Boom situs cabul! Pornografi di dunia maya lewat internet (cyberporn) terus berkembang. Karena dikhawatirkan "merusak" moral anak muda, cyberporn diatasi dengan memberlakukan hukum tertulis (hukum positif). Namun. Hal ini tidak mudah dilakukan karena butuh keberanian dan banyak kendala. Apa saja kendalanya?

Oleh:
Ram/APr
Bacaan 2 Menit
Hukum Positif Dapat Bekerja dalam Mengantisipasi <I>Cyberporn</I>
Hukumonline

Banyak yang berpendapat, hukum selalu tertinggal dalam mengikuti perkembangan teknologi yang saat ini termanifestasikan dalam media internet. Pendapat tersebut mungkin ada benarnya jika kita melihatnya hanya dari sisi teknologi saja. Padahal dalam menyikapi fenomena tersebut harus dilihat dari berbagai segi.
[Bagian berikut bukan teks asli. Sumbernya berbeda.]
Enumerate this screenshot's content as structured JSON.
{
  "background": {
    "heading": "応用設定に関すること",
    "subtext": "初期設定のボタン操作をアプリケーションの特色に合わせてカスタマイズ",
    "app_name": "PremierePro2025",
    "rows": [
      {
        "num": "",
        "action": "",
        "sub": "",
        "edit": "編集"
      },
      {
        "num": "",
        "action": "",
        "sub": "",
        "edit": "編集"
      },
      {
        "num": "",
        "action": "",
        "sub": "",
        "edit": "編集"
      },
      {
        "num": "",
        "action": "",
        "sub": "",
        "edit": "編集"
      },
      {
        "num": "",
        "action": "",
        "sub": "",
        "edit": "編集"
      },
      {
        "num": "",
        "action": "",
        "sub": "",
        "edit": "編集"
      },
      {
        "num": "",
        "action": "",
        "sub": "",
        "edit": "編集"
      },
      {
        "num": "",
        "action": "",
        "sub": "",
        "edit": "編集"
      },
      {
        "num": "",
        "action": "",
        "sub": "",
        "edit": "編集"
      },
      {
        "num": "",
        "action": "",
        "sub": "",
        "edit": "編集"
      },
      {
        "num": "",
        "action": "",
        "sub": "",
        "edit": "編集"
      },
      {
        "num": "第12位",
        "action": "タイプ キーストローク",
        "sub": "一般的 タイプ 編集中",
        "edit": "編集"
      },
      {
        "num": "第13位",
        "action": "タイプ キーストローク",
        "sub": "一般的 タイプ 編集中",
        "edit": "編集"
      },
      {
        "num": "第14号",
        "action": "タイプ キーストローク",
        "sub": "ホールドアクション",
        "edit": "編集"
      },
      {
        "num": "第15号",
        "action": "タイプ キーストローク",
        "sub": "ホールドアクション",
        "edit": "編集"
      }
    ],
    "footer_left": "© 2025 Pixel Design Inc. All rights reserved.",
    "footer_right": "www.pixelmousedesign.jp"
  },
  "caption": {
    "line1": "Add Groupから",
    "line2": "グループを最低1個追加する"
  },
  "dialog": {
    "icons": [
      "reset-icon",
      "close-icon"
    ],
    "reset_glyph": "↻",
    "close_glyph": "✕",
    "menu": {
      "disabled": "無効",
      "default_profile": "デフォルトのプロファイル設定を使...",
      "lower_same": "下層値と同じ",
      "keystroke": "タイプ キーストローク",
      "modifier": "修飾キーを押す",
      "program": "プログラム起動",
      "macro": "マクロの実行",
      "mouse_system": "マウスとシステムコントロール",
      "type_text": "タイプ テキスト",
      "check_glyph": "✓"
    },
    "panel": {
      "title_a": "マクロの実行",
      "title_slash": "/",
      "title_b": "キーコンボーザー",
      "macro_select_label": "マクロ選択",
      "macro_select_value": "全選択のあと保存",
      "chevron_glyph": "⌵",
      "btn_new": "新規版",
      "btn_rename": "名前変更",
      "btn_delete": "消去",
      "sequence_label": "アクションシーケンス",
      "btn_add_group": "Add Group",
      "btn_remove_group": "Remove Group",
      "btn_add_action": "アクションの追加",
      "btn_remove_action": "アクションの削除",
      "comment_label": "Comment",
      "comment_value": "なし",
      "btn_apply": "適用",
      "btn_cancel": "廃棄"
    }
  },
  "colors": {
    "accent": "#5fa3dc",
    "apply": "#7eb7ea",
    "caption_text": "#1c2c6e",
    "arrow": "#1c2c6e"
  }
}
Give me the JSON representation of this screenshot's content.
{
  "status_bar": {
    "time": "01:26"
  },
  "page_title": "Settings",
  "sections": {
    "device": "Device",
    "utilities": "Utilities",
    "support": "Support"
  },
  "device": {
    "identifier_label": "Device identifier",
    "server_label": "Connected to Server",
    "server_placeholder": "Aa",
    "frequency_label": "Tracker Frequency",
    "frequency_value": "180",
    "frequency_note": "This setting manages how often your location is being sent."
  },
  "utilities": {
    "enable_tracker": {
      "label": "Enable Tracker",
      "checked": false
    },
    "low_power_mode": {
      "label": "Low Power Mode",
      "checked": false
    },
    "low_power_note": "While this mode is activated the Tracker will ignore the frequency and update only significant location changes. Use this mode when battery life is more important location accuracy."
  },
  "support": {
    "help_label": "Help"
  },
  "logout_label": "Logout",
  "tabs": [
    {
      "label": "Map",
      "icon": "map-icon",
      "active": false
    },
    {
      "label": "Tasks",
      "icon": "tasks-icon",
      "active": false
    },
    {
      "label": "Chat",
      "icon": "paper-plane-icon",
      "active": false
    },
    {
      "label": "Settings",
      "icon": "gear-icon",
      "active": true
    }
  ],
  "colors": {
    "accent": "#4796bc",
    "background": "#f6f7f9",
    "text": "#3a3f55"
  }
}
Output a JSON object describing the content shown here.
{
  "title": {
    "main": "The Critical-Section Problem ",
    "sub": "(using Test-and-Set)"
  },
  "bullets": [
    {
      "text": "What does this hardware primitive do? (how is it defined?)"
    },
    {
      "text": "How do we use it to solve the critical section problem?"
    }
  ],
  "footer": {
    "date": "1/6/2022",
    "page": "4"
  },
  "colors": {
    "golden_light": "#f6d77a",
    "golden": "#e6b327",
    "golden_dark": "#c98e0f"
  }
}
Kesan ini membawa implikasi pada perilaku pengguna (penyedia jasa dan pemakai) internet yang akhir-akhir ini cenderung mengalami "penyimpangan" dan tidak "mematuhi" norma yang berlaku di dalam masyarakat. Cyberporn sebagai salah satu feature di internet memberikan kemudahan untuk memperoleh gambar, cerita, dan film.

Berdasarkan laporan terakhir yang dikeluarkan oleh American Demographics Magazine menunjukkan adanya peningkatan keberadaan situs porno di internet. Data itu diperoleh dari sextracker.com. Jumlah situs dewasa yang menyediakan pornografi meningkat dari 22.100 pada 1997 menjadi 280.300 pada 2000 atau melonjak 10 kali lebih dalam kurun tiga tahun!.

Keadaan ini membuat semakin banyaknya "tempat wisata" yang dapat dikunjungi oleh para pecandu situs cabul. Selain itu, memang bisnis di bidang ini cukup menjanjikan. Ini terbukti dengan tingginya transaksi di Amerika yang hampir bernilai AS$1,4 miliar pada 1998. Dapat dibayangkan berapa merosotnya moral bangsa bila cyberporn terus dibiarkan "mengobok-ngobok" generasi muda.

Dengan kemajuan teknologi saat ini, keberadaan cyberporn mestinya dapat dibendung. Namun, harus pula dipikirkan cara lain yang bersifat preventif. Dalam hal ini, harus dibuat suatu prakondisi terhadap komunitas di internet untuk mematuhi hukum yang ada, baik tertulis ataupun tidak tertulis. 

Tiga perspektif

Tidak bekerjanya hukum dalam menghadapi cyberporn, salah satunya karena  sempitnya kita memandang fenomena cyberporn tersebut. Pendekatan yang dilakukan selama ini masih bersifat teknis dan sektoral. Padahal seharusnya tidak demikian halnya. Sudah saatnya cyberporn ini ditinjau dari tiga prespektif, yaitu, teknologi (technic), bisnis (bussiness), dan masyarakat (sosio). 

Bila kita hanya memandang dari sisi teknologi dan bisnis, selamanya hukum tidak akan dapat bekerja efektif dalam mengatasi gejala yang timbul di dalam masyarakat.   Memberlakukan suatu ketentuan hukum, tidak terlepas dari keadaan masyarakat (keadaan sosial) setempat. Belum lagi adanya hukum tertulis tidak menyebabkan kejahatan dalam internet, termasuk pornografi, menjadi tidak "tersentuh" oleh hukum.